American Alpine Jounrna and Accidents in North American Climbing

Asia, Pakistan, Karakoram, Charakusa Valley, K7 West, Second Ascent; K7, Luna

  • Climbs And Expeditions
  • Climb Year:
  • Publication Year: 2009

K7 West, second ascent; K7, Luna. In 2008 we six Slovenians traveled to the amazing Charakusa Valley above Hushe village with the goals of having as much fun as possible and climbing some good routes. We set up base camp on August 4 and began acclimatizing as soon as the weather allowed. Our first ascent was the British route on Naisa Brakk (5,200m), the easiest route on this spectacular pyramid. After a period of mostly bad weather, Luka Lindic, Rok Blagus, and I climbed Sulo Peak (ca 6,050m, according to GPS) via the southwest couloir. For acclimatization, we bivied just below the summit.

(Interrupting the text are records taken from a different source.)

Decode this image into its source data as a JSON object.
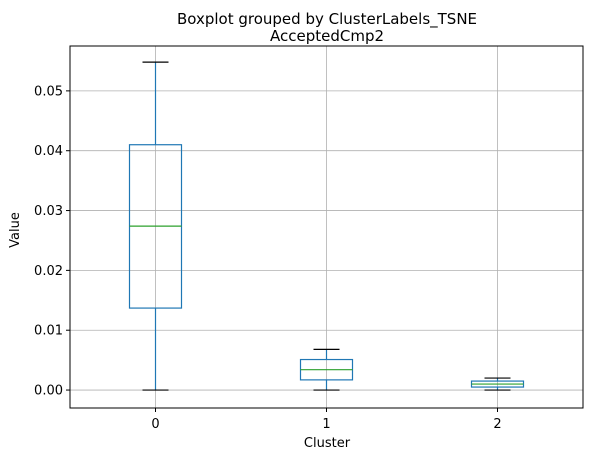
{
  "chart_data": {
    "type": "box",
    "suptitle": "Boxplot grouped by ClusterLabels_TSNE",
    "title": "AcceptedCmp2",
    "xlabel": "Cluster",
    "ylabel": "Value",
    "ylim": [
      -0.003,
      0.0575
    ],
    "yticks": [
      "0.00",
      "0.01",
      "0.02",
      "0.03",
      "0.04",
      "0.05"
    ],
    "ytick_values": [
      0.0,
      0.01,
      0.02,
      0.03,
      0.04,
      0.05
    ],
    "grid": true,
    "categories": [
      "0",
      "1",
      "2"
    ],
    "boxes": [
      {
        "category": "0",
        "whisker_low": 0.0,
        "q1": 0.0137,
        "median": 0.0274,
        "q3": 0.041,
        "whisker_high": 0.0548
      },
      {
        "category": "1",
        "whisker_low": 0.0,
        "q1": 0.0017,
        "median": 0.0034,
        "q3": 0.0051,
        "whisker_high": 0.0068
      },
      {
        "category": "2",
        "whisker_low": 0.0,
        "q1": 0.0005,
        "median": 0.001,
        "q3": 0.0015,
        "whisker_high": 0.002
      }
    ],
    "colors": {
      "box": "#1f77b4",
      "median": "#2ca02c",
      "whisker_cap": "#000000",
      "grid": "#b0b0b0"
    }
  }
}
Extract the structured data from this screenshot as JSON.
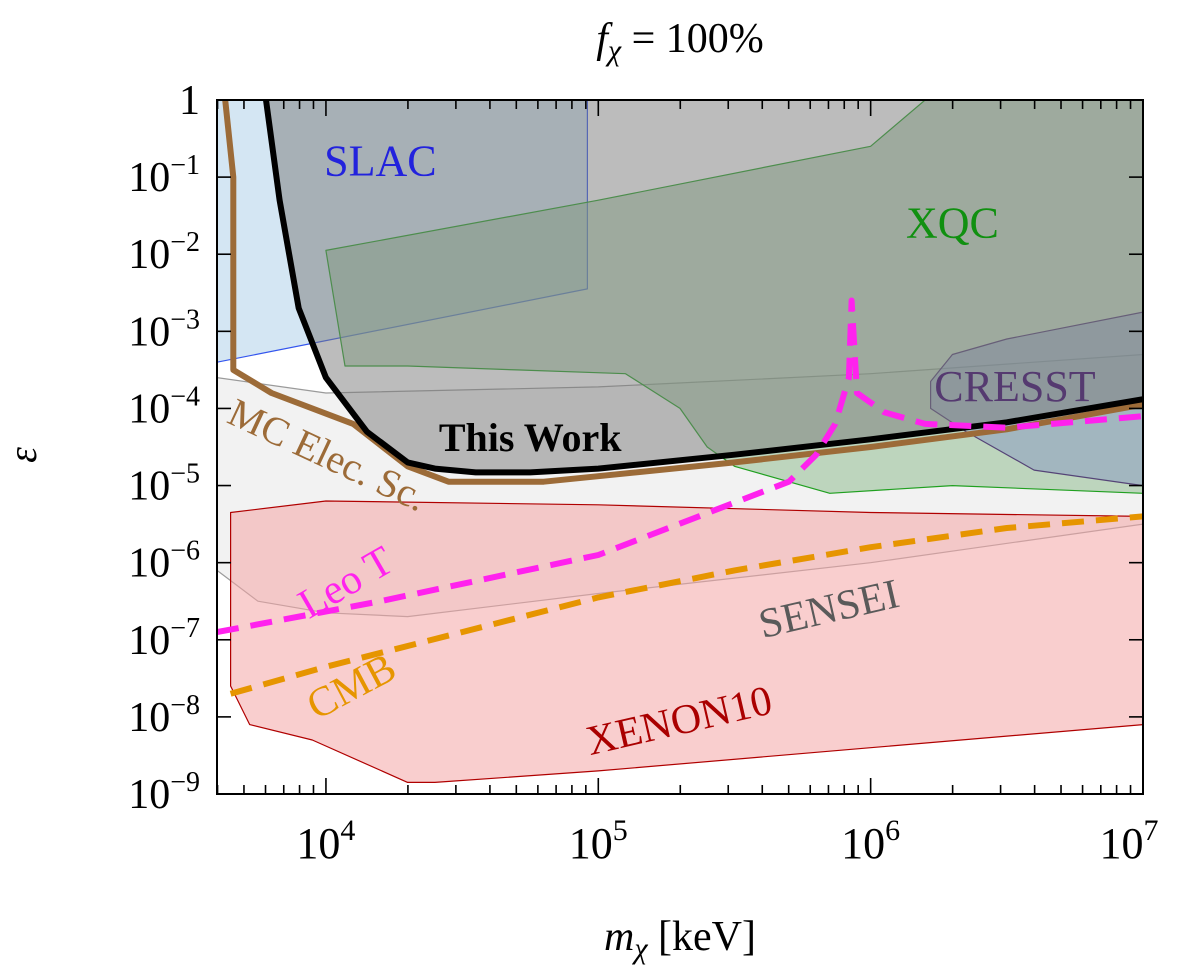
{
  "chart_data": {
    "type": "area",
    "title": {
      "italic_symbol": "f",
      "subscript": "χ",
      "rest": " = 100%"
    },
    "xlabel": {
      "symbol": "m",
      "subscript": "χ",
      "unit": "[keV]"
    },
    "ylabel": "ε",
    "x_scale": "log",
    "y_scale": "log",
    "xlim_log10": [
      3.6,
      7.0
    ],
    "ylim_log10": [
      -9,
      0
    ],
    "x_ticks": [
      {
        "log10": 4,
        "base": "10",
        "exp": "4"
      },
      {
        "log10": 5,
        "base": "10",
        "exp": "5"
      },
      {
        "log10": 6,
        "base": "10",
        "exp": "6"
      },
      {
        "log10": 7,
        "base": "10",
        "exp": "7"
      }
    ],
    "y_ticks": [
      {
        "log10": 0,
        "base": "1",
        "exp": ""
      },
      {
        "log10": -1,
        "base": "10",
        "exp": "−1"
      },
      {
        "log10": -2,
        "base": "10",
        "exp": "−2"
      },
      {
        "log10": -3,
        "base": "10",
        "exp": "−3"
      },
      {
        "log10": -4,
        "base": "10",
        "exp": "−4"
      },
      {
        "log10": -5,
        "base": "10",
        "exp": "−5"
      },
      {
        "log10": -6,
        "base": "10",
        "exp": "−6"
      },
      {
        "log10": -7,
        "base": "10",
        "exp": "−7"
      },
      {
        "log10": -8,
        "base": "10",
        "exp": "−8"
      },
      {
        "log10": -9,
        "base": "10",
        "exp": "−9"
      }
    ],
    "regions": [
      {
        "name": "SENSEI",
        "fill": "#d9d9d9",
        "fill_opacity": 0.35,
        "stroke": "#9a9a9a",
        "label": "SENSEI",
        "label_color": "#5a5a5a",
        "points": [
          [
            3.6,
            -3.6
          ],
          [
            4.0,
            -3.8
          ],
          [
            5.0,
            -3.72
          ],
          [
            6.0,
            -3.55
          ],
          [
            7.0,
            -3.3
          ],
          [
            7.0,
            -5.5
          ],
          [
            6.0,
            -6.0
          ],
          [
            5.0,
            -6.4
          ],
          [
            4.3,
            -6.7
          ],
          [
            4.0,
            -6.65
          ],
          [
            3.75,
            -6.5
          ],
          [
            3.6,
            -6.1
          ]
        ]
      },
      {
        "name": "XENON10",
        "fill": "#f4a6a6",
        "fill_opacity": 0.55,
        "stroke": "#b00000",
        "label": "XENON10",
        "label_color": "#aa0000",
        "points": [
          [
            3.65,
            -5.35
          ],
          [
            4.0,
            -5.2
          ],
          [
            5.0,
            -5.25
          ],
          [
            6.0,
            -5.35
          ],
          [
            7.0,
            -5.4
          ],
          [
            7.0,
            -8.1
          ],
          [
            6.0,
            -8.4
          ],
          [
            5.0,
            -8.7
          ],
          [
            4.4,
            -8.85
          ],
          [
            4.3,
            -8.85
          ],
          [
            3.95,
            -8.3
          ],
          [
            3.72,
            -8.1
          ],
          [
            3.65,
            -7.6
          ]
        ]
      },
      {
        "name": "SLAC",
        "fill": "#a9cde8",
        "fill_opacity": 0.5,
        "stroke": "#3355ee",
        "label": "SLAC",
        "label_color": "#2222dd",
        "points": [
          [
            3.6,
            0
          ],
          [
            4.96,
            0
          ],
          [
            4.96,
            -2.45
          ],
          [
            3.6,
            -3.4
          ]
        ]
      },
      {
        "name": "XQC",
        "fill": "#88b888",
        "fill_opacity": 0.5,
        "stroke": "#20a020",
        "label": "XQC",
        "label_color": "#109010",
        "points": [
          [
            4.0,
            -1.95
          ],
          [
            5.0,
            -1.3
          ],
          [
            6.0,
            -0.6
          ],
          [
            6.2,
            0
          ],
          [
            7.0,
            0
          ],
          [
            7.0,
            -5.1
          ],
          [
            6.3,
            -5.0
          ],
          [
            5.85,
            -5.1
          ],
          [
            5.5,
            -4.75
          ],
          [
            5.4,
            -4.5
          ],
          [
            5.3,
            -4.0
          ],
          [
            5.1,
            -3.55
          ],
          [
            4.7,
            -3.5
          ],
          [
            4.3,
            -3.45
          ],
          [
            4.07,
            -3.45
          ]
        ]
      },
      {
        "name": "CRESST",
        "fill": "#8090c0",
        "fill_opacity": 0.45,
        "stroke": "#554477",
        "label": "CRESST",
        "label_color": "#553a70",
        "points": [
          [
            6.22,
            -3.65
          ],
          [
            6.3,
            -3.3
          ],
          [
            6.5,
            -3.1
          ],
          [
            7.0,
            -2.75
          ],
          [
            7.0,
            -5.0
          ],
          [
            6.6,
            -4.8
          ],
          [
            6.35,
            -4.3
          ],
          [
            6.22,
            -4.0
          ]
        ]
      },
      {
        "name": "This Work",
        "fill": "#7a7a7a",
        "fill_opacity": 0.5,
        "stroke": "#000000",
        "label": "This Work",
        "label_color": "#000000",
        "points": [
          [
            3.78,
            0
          ],
          [
            4.8,
            0
          ],
          [
            6.0,
            0
          ],
          [
            7.0,
            0
          ],
          [
            7.0,
            -3.88
          ],
          [
            6.5,
            -4.18
          ],
          [
            6.0,
            -4.4
          ],
          [
            5.5,
            -4.6
          ],
          [
            5.0,
            -4.78
          ],
          [
            4.75,
            -4.83
          ],
          [
            4.55,
            -4.83
          ],
          [
            4.4,
            -4.78
          ],
          [
            4.3,
            -4.7
          ],
          [
            4.15,
            -4.3
          ],
          [
            4.0,
            -3.6
          ],
          [
            3.9,
            -2.7
          ],
          [
            3.83,
            -1.3
          ]
        ]
      }
    ],
    "lines": [
      {
        "name": "MC Elec. Sc.",
        "color": "#9c6b38",
        "width": 6,
        "dash": "",
        "label": "MC Elec. Sc.",
        "label_color": "#9c6b38",
        "points": [
          [
            3.63,
            0
          ],
          [
            3.66,
            -1.0
          ],
          [
            3.66,
            -3.5
          ],
          [
            3.8,
            -3.8
          ],
          [
            4.1,
            -4.2
          ],
          [
            4.3,
            -4.75
          ],
          [
            4.45,
            -4.95
          ],
          [
            4.8,
            -4.95
          ],
          [
            5.5,
            -4.7
          ],
          [
            6.0,
            -4.5
          ],
          [
            6.5,
            -4.27
          ],
          [
            7.0,
            -3.95
          ]
        ]
      },
      {
        "name": "This Work (edge)",
        "color": "#000000",
        "width": 6,
        "dash": "",
        "label": "",
        "label_color": "#000000",
        "points": [
          [
            3.78,
            0
          ],
          [
            3.83,
            -1.3
          ],
          [
            3.9,
            -2.7
          ],
          [
            4.0,
            -3.6
          ],
          [
            4.15,
            -4.3
          ],
          [
            4.3,
            -4.7
          ],
          [
            4.4,
            -4.78
          ],
          [
            4.55,
            -4.83
          ],
          [
            4.75,
            -4.83
          ],
          [
            5.0,
            -4.78
          ],
          [
            5.5,
            -4.6
          ],
          [
            6.0,
            -4.4
          ],
          [
            6.5,
            -4.18
          ],
          [
            7.0,
            -3.88
          ]
        ]
      },
      {
        "name": "Leo T",
        "color": "#ff22ee",
        "width": 6,
        "dash": "22,12",
        "label": "Leo T",
        "label_color": "#ff22ee",
        "points": [
          [
            3.6,
            -6.9
          ],
          [
            4.2,
            -6.5
          ],
          [
            5.0,
            -5.9
          ],
          [
            5.7,
            -4.95
          ],
          [
            5.8,
            -4.6
          ],
          [
            5.87,
            -4.2
          ],
          [
            5.92,
            -3.6
          ],
          [
            5.93,
            -2.6
          ],
          [
            5.95,
            -3.8
          ],
          [
            6.05,
            -4.05
          ],
          [
            6.2,
            -4.2
          ],
          [
            6.5,
            -4.25
          ],
          [
            7.0,
            -4.1
          ]
        ]
      },
      {
        "name": "CMB",
        "color": "#e69500",
        "width": 6,
        "dash": "22,12",
        "label": "CMB",
        "label_color": "#e69500",
        "points": [
          [
            3.65,
            -7.7
          ],
          [
            4.0,
            -7.35
          ],
          [
            4.5,
            -6.9
          ],
          [
            5.0,
            -6.45
          ],
          [
            5.5,
            -6.1
          ],
          [
            6.0,
            -5.8
          ],
          [
            6.5,
            -5.55
          ],
          [
            7.0,
            -5.4
          ]
        ]
      }
    ],
    "labels": [
      {
        "text": "SLAC",
        "ref": "SLAC",
        "at": [
          4.2,
          -0.85
        ],
        "size": 44,
        "rotate": 0,
        "bold": false
      },
      {
        "text": "XQC",
        "ref": "XQC",
        "at": [
          6.3,
          -1.65
        ],
        "size": 44,
        "rotate": 0,
        "bold": false
      },
      {
        "text": "CRESST",
        "ref": "CRESST",
        "at": [
          6.53,
          -3.77
        ],
        "size": 44,
        "rotate": 0,
        "bold": false
      },
      {
        "text": "This Work",
        "ref": "This Work",
        "at": [
          4.75,
          -4.43
        ],
        "size": 40,
        "rotate": 0,
        "bold": true
      },
      {
        "text": "MC Elec. Sc.",
        "ref": "MC Elec. Sc.",
        "at": [
          4.0,
          -4.65
        ],
        "size": 40,
        "rotate": 25,
        "bold": false
      },
      {
        "text": "Leo T",
        "ref": "Leo T",
        "at": [
          4.08,
          -6.3
        ],
        "size": 42,
        "rotate": -30,
        "bold": false
      },
      {
        "text": "SENSEI",
        "ref": "SENSEI",
        "at": [
          5.85,
          -6.65
        ],
        "size": 42,
        "rotate": -13,
        "bold": false
      },
      {
        "text": "CMB",
        "ref": "CMB",
        "at": [
          4.1,
          -7.65
        ],
        "size": 42,
        "rotate": -28,
        "bold": false
      },
      {
        "text": "XENON10",
        "ref": "XENON10",
        "at": [
          5.3,
          -8.1
        ],
        "size": 42,
        "rotate": -13,
        "bold": false
      }
    ]
  }
}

On August 20, after a few days of rest, Lindic, Blagus, and I started up the route on the southeast face of K7 West (6,858m) that was first climbed one year earlier by Marko Prezelj, Steve House, and Vince Anderson (2200m, ED 6c V). On the first day we climbed eight pitches of steep granite (around 6c) and found a comfortable bivouac on a snow plateau at 5,100m. The next day we climbed 1,300m of steep ice andsnow in mostly great condition; the only problem was finding a safe place for our small tent. The third day (August 22) we reached the summit in windy weather but with big smiles. It took a day of descending to reach base camp.

During the same period the other three climbers, Nejc Cesen, Rok Sisernik, and Miha Hrastelj, climbed a partial new route on the rock pillars of the south face of the K7 West massif. They named it Luna (1,400m, VII+/V A2). They had hoped to continue to the unclimbed subpeak (ca 6,200m) southwest of K7 West and had carried ice gear for the upper slopes, but they estimated the round trip and subsequent descent from their high point at ca 5,700m would require three more days. They had only one day of food, so they decided to descend. [Editor's note: Their high point was some distance to the south and ca 300m lower than the top of the Bel- gian-Polish route of 2007 on the west-facing Badal Wall (AAJ 2008, pp. 80-87).] The climb took three days, with an additional day (eight hours) for descent by rappel. All of the bivouacs were on narrow, uncomfortable ledges; a portaledge was not carried.

We had planned another two weeks of climbing, but two days after these ascents we received a message about the accident involving our friends Pavle Kozjek and Dejan Miskovic on Muztagh Tower, just 40km away. The next day Hrastelj, Sisernik, and I flew in army helicopters to help with the rescue, and our wonderful stay in K7 base camp was sadly over.